C'était la nuit, après glissé dans le tunnel et avoir été traversé par des champs magnétiques. Je suis revenu sur la parking. Il était vide, il était sans lumière. J'ai suivi la pente. C'était une autre route encore pour revenir. Soudain, devant, des lumières, en points, en taches, comme une prairie : la ville sans visage, tout entière, devenue tableau, et c'était tout de suite une danse avec une autre image, celle d'un film, où une autre ville, plus vaste et plus jeune, avec si peu de beautés au jour, est découverte dans la nuit ainsi, et la joie du souvenir de ce film, si libre.
Tristan Mat
Mon dernier emerveillement remonte à hier. J'étais dans les sous bois avec mon ami et je m'emerveillais de tous les champignons présents à voix haute " Regarde ! Lui, trop beau ! Et là, tout ce qu'il y a ! C'est fou !
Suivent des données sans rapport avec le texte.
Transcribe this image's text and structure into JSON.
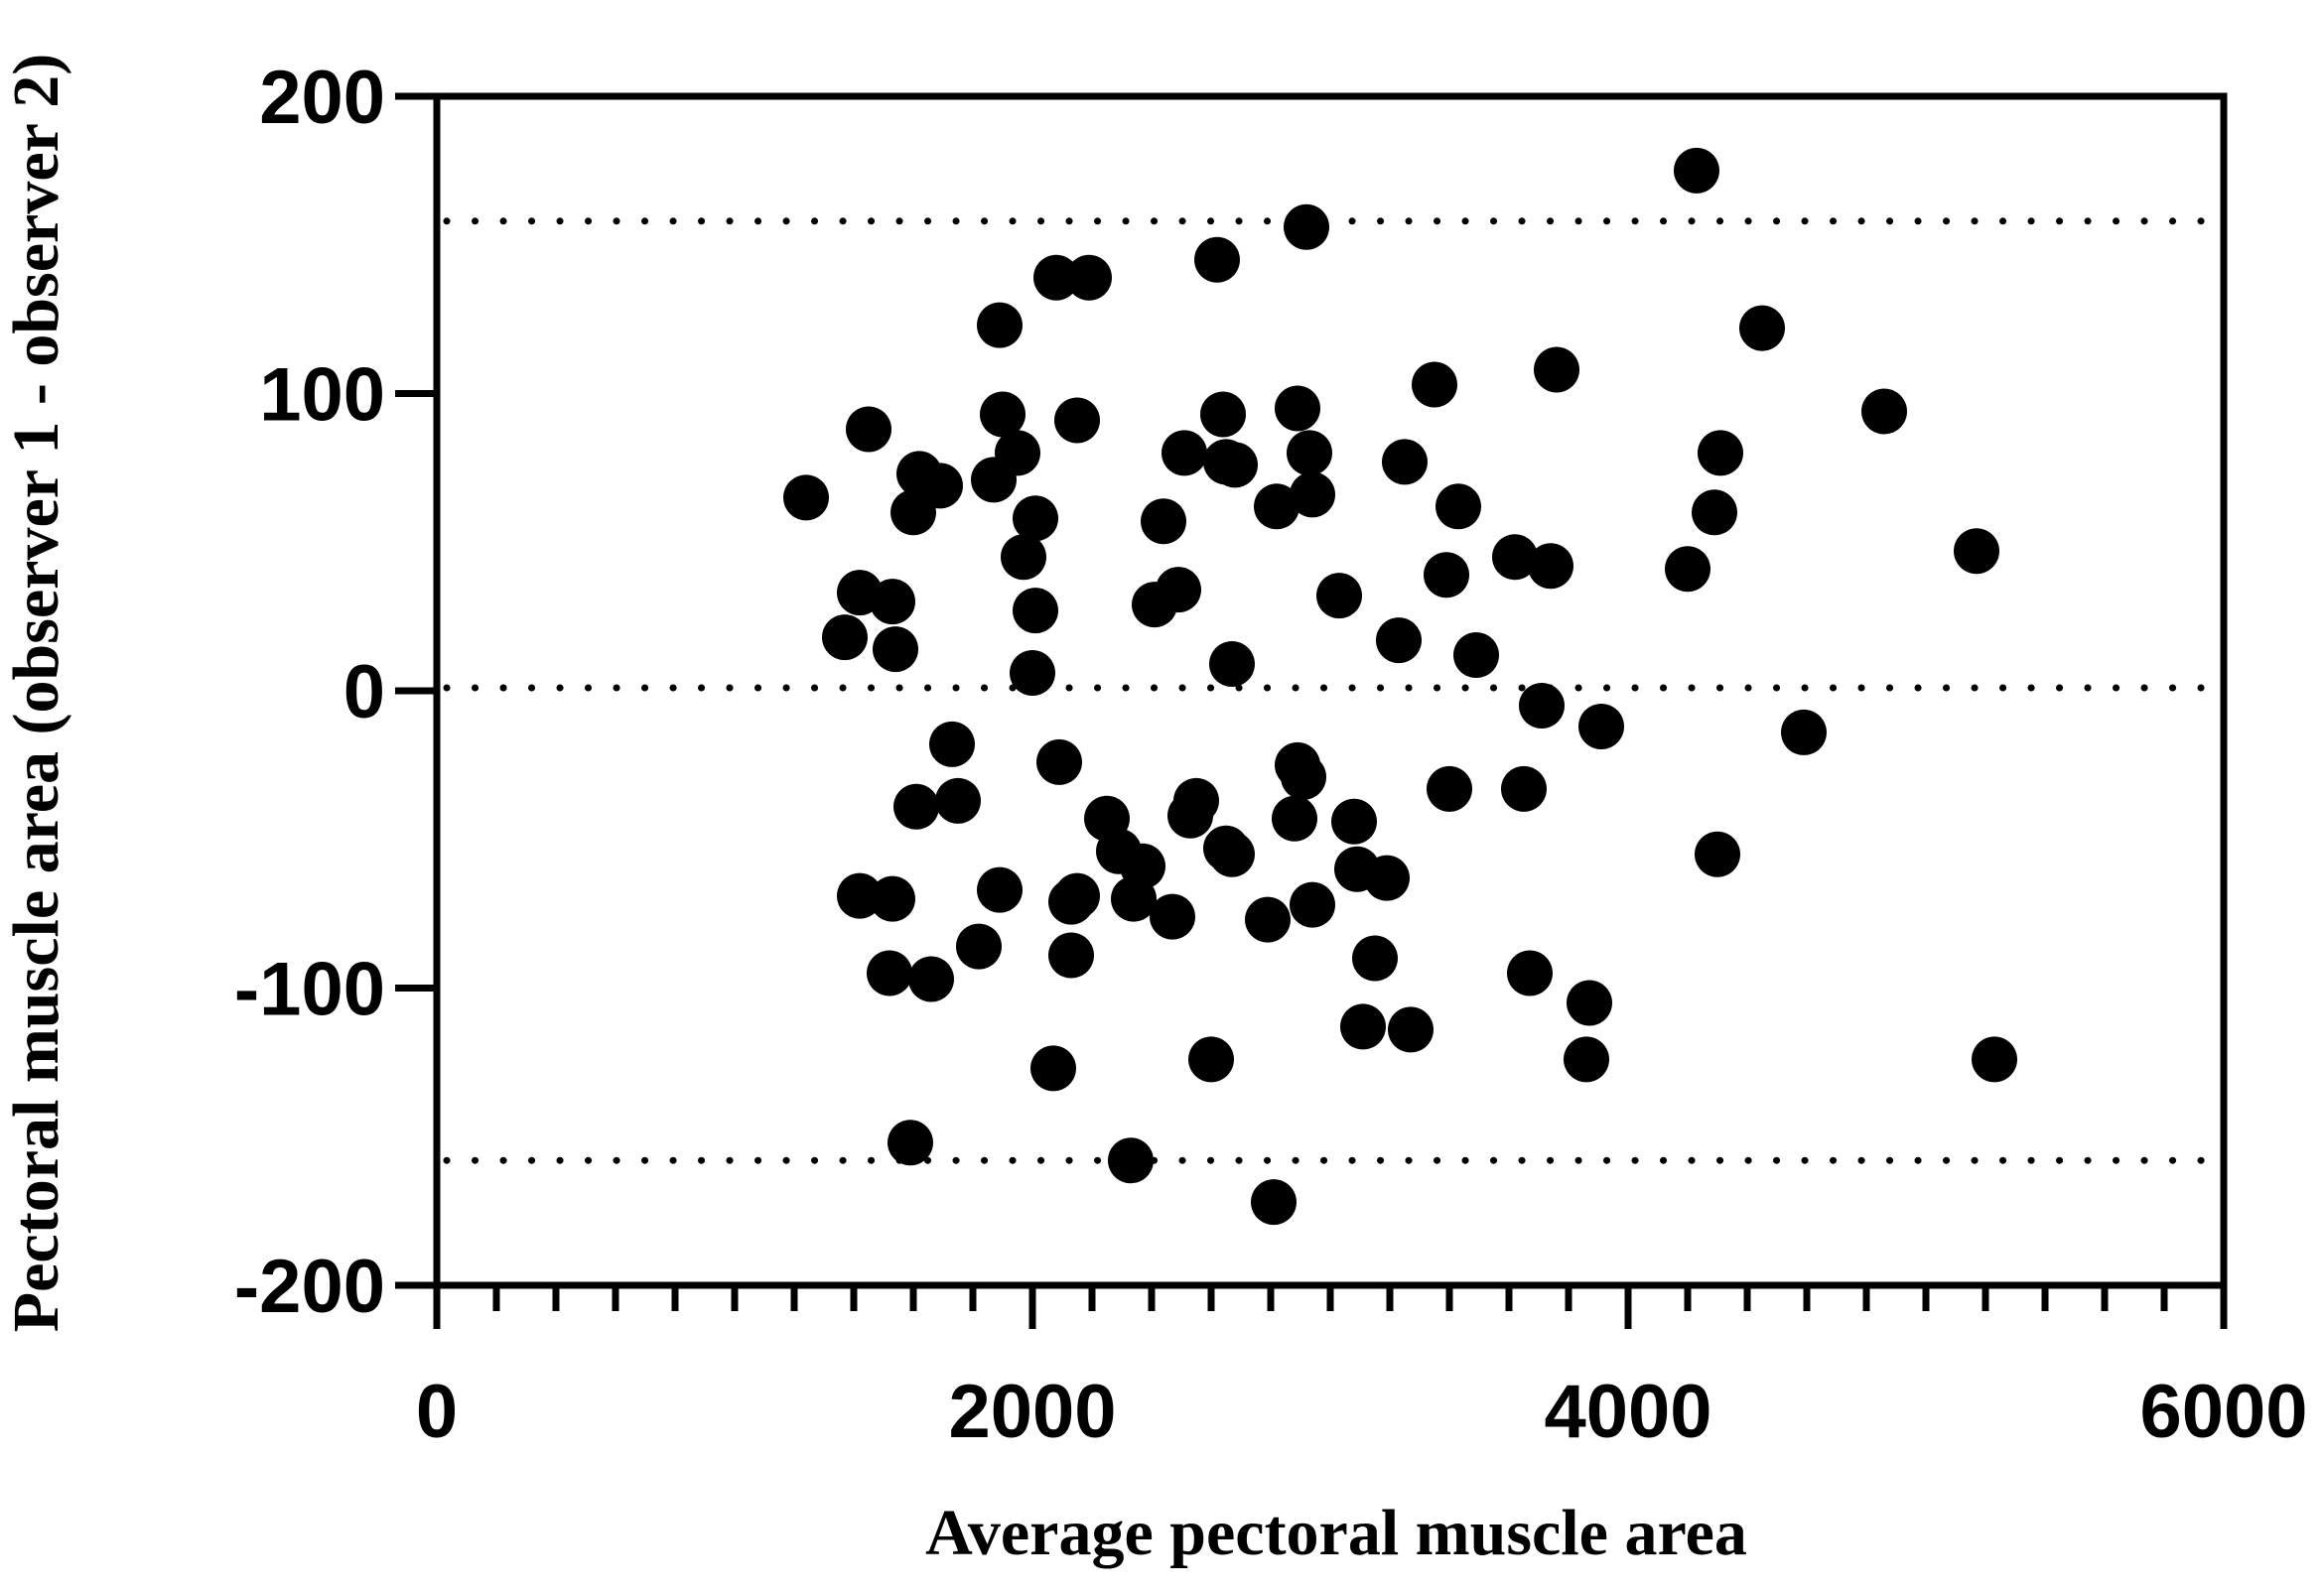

Puis j'ai ri en imaginant quelqu'un me suivre et qu'en m'ecoutant il pense découvrir un superbe coin à champignons... Alors qu'il n'y en avait aucun de comestible 😂
Sinon j'ai beaucoup aimé te suivre dans ton texte, le moment où tu developpes le business de l'émerveillement - on s'y croirait !- pour finalement revenir à la flaque du début 🙂.